A chance discovery concerns Tempe: a severed foor, away from the main crash site. A deserted house is buried so deep in the woods that locals know nothing of its existence. And her investigation throws up more questions than answers.

Before she can make any progress Tempe's profesiional standing is threatened. But she fears that, air tragedy aside, another corpse lies in the woods. Pitting herself against a conspiracy of silence, Tempe vows to bring justice for her mystery victim. 

I picked this book up as soon as I finished reading Deadly Decisions (Temperance Brennan #3).

This time Tempe is on the team that arrives first at the site of an airplane crash. The job at hand this time is really difficult. When Tempe finds a piece of evidence that shouldn’t have been at the scene and a small house that the locals were not aware of, she yet again takes it upon herself to solve the case. Only this time things are complicated as her character and ethics are being questioned. Now, she has only Andrew Ryan to depend on as she rushes to not only solve the case but also to clear her name.

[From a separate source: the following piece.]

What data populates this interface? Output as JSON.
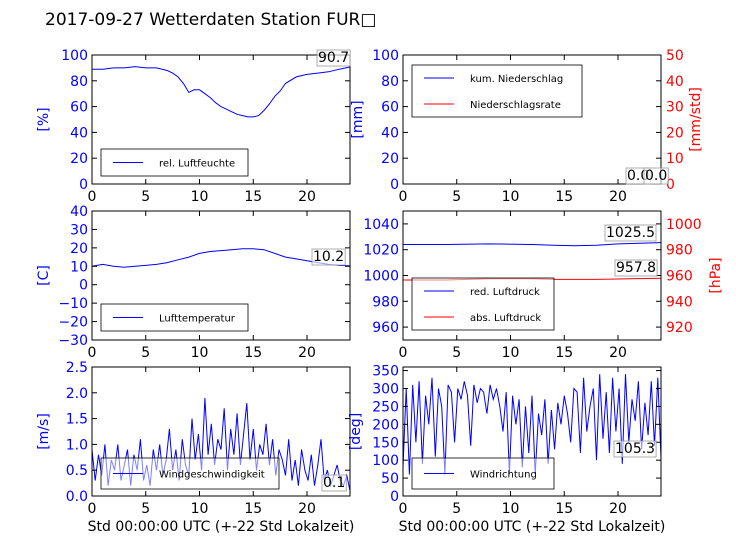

I have to admit that the description of the crash site gave me goose bumps. The author has really described the scene with great detail so as to make it easy for us readers to form a mental image. That, together with the author’s note at the end of the book regarding her experience of working at the 9/11 World Trade Centre site of the terrorist attack, made this book a bit too real to me. No matter the rest of the novel, this is something that had me staring at the pages for quite some time. It is easy to read a piece of fiction. But I cannot, even now, even begin to imagine how people manage to actually face such situations.

Rest of the novel is in true Kathy Reichs style – predictable with too many coincidences. I Am finally growing to like Tempe as a book character more than Tempe of ‘Bones’ the TV series. Also, now that I finally know (I think I am the last one to realise this) how much of her personal life experiences Kathy Reichs puts into her books, I think I appreciate her a bit more.